The third and perhaps most relevant theoretical reference point for Klein’s argument is the long economic tradition of ‘crisis theory’, which has powerful currents in both Marxist and capitalist thought. In particular, the notion of ‘creative destruction’ developed by the decidedly non-Marxist economist Joseph Schumpeter resonates strongly here. It is a commonplace that economic cycles and crises provide opportunities for the concentration and development of capital; Schumpeter insists specifically on the need for capital incessantly to revolutionize its economic and institutional structures from within. Crises, whether they result from purely economic causes or other sources, support capitalist development by clearing away the old structures of social institutions and economic practices. Such destruction is ‘creative’ only in the sense that it provides the space for innovation, the formation of new processes and institutions. Klein’s notion of the shock doctrine shares many aspects of this; but she looks well beyond the economic realm, to recognize the potentially extra-economic sources of disasters and to reveal their profound social consequences.

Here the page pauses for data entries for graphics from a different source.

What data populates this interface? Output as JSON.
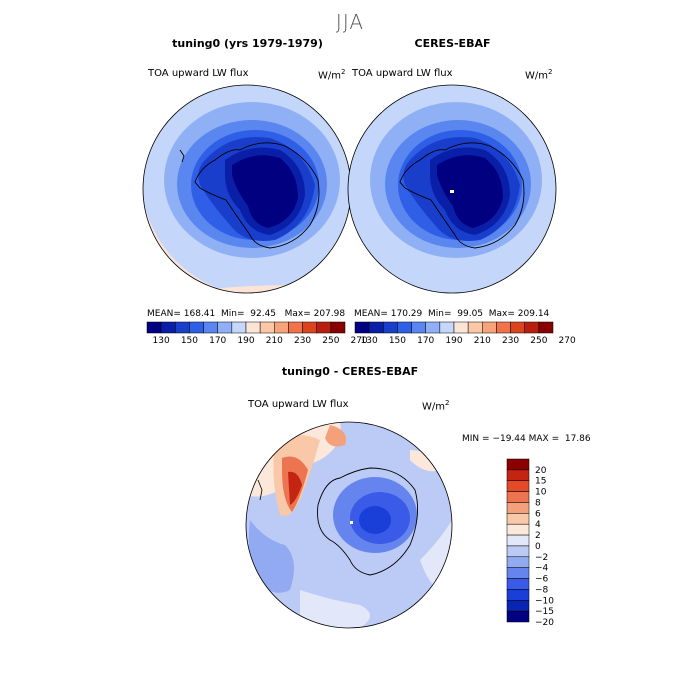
{
  "figure": {
    "season": "JJA",
    "colors": {
      "abs_scale": [
        "#000080",
        "#0a1fa8",
        "#1a3ecc",
        "#2f5fe6",
        "#5a86f0",
        "#90b0f6",
        "#c4d6fa",
        "#fbe4d6",
        "#fac8a8",
        "#f7a47a",
        "#ef744c",
        "#dc4420",
        "#b81e10",
        "#880000"
      ],
      "diff_scale": [
        "#000080",
        "#0a24b4",
        "#1a3ed8",
        "#3a5ae8",
        "#6684ee",
        "#92aaf2",
        "#bccaf6",
        "#e2e8fa",
        "#fce8da",
        "#f8c8a8",
        "#f4a07a",
        "#ec7450",
        "#e24a28",
        "#c42412",
        "#8c0000"
      ]
    },
    "panels": [
      {
        "id": "model",
        "title": "tuning0 (yrs 1979-1979)",
        "variable": "TOA upward LW flux",
        "units": "W/m",
        "units_sup": "2",
        "mean": "168.41",
        "min": "92.45",
        "max": "207.98"
      },
      {
        "id": "obs",
        "title": "CERES-EBAF",
        "variable": "TOA upward LW flux",
        "units": "W/m",
        "units_sup": "2",
        "mean": "170.29",
        "min": "99.05",
        "max": "209.14"
      }
    ],
    "abs_colorbar_labels": [
      "130",
      "150",
      "170",
      "190",
      "210",
      "230",
      "250",
      "270"
    ],
    "diff_panel": {
      "title": "tuning0 - CERES-EBAF",
      "variable": "TOA upward LW flux",
      "units": "W/m",
      "units_sup": "2",
      "min": "−19.44",
      "max": "17.86",
      "colorbar_labels": [
        "20",
        "15",
        "10",
        "8",
        "6",
        "4",
        "2",
        "0",
        "−2",
        "−4",
        "−6",
        "−8",
        "−10",
        "−15",
        "−20"
      ]
    },
    "stat_labels": {
      "mean": "MEAN=",
      "min": "Min=",
      "max": "Max=",
      "min_upper": "MIN =",
      "max_upper": "MAX ="
    }
  }
}
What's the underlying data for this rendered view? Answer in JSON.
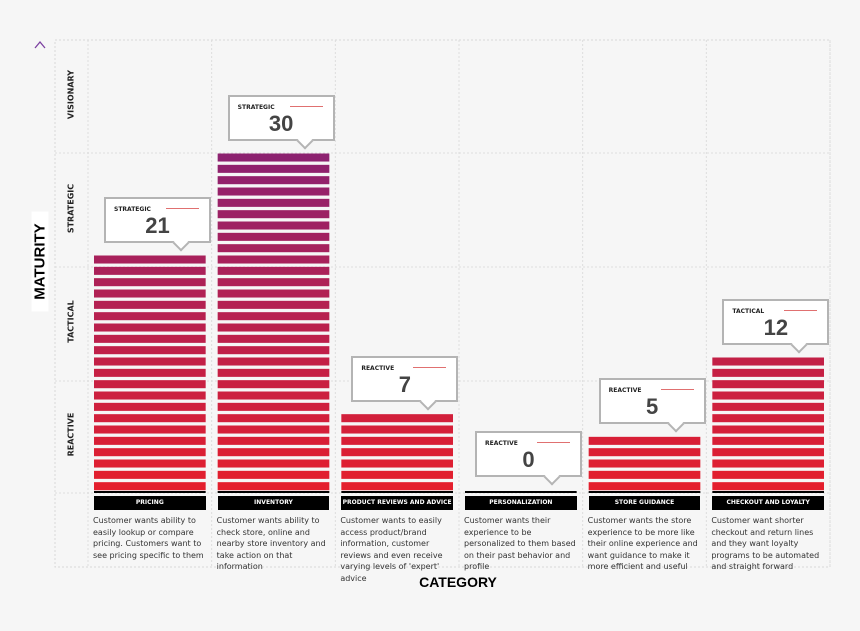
{
  "chart_data": {
    "type": "bar",
    "xlabel": "CATEGORY",
    "ylabel": "MATURITY",
    "y_levels": [
      "REACTIVE",
      "TACTICAL",
      "STRATEGIC",
      "VISIONARY"
    ],
    "ylim": [
      0,
      40
    ],
    "grid": true,
    "categories": [
      "PRICING",
      "INVENTORY",
      "PRODUCT REVIEWS AND ADVICE",
      "PERSONALIZATION",
      "STORE GUIDANCE",
      "CHECKOUT AND LOYALTY"
    ],
    "values": [
      21,
      30,
      7,
      0,
      5,
      12
    ],
    "value_levels": [
      "STRATEGIC",
      "STRATEGIC",
      "REACTIVE",
      "REACTIVE",
      "REACTIVE",
      "TACTICAL"
    ],
    "descriptions": [
      "Customer wants ability to easily lookup or compare pricing. Customers want to see pricing specific to them",
      "Customer wants ability to check store, online and nearby store inventory and take action on that information",
      "Customer wants to easily access product/brand information, customer reviews and even receive varying levels of 'expert' advice",
      "Customer wants their experience to be personalized to them based on their past behavior and profile",
      "Customer wants the store experience to be more like their online experience and want guidance to make it more efficient and useful",
      "Customer want shorter checkout and return lines and they want loyalty programs to be automated and straight forward"
    ],
    "colors": {
      "low": "#e41f2d",
      "high": "#8a2272",
      "axis_arrow_top": "#7b3fa0",
      "axis_arrow_bottom": "#e41f2d"
    }
  }
}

Marx, Luxemburg and Schumpeter—this is excellent company and Klein’s book can justifiably be discussed in relation to them; all argue, as she does, that capitalist development requires violence as support. There is a fundamental difference, though, that helps frame a further question regarding Klein’s argument. The other theorists read this violence in the logic of capital as a whole, whereas Klein isolates it to one ‘fundamentalist’ mode or version of capitalist rule, with the assumption that other possible modes are less violent or even non-violent. Is disaster capitalism only an aberration, a moment of excess that has distorted a more virtuous form of capital or is it, in fact, the core of contemporary capital itself? Klein insists at several points in the book that it is the former, but her theoretical argument points more strongly toward the latter. The question is crucial because it has significant consequences for any effort to answer the other, larger question that has to be raised when reading a book like this—namely, what is our alternative to disaster capitalism? Do we imagine a return to a more equitable, regulated, peaceful arrangement of capitalist social and economic relations or are we forced to look beyond the rule of capital and invent some new social form? Klein’s book is not compelled to answer such questions. The fact that it raises them is already an important contribution to a debate that must be the starting point to rally a new left.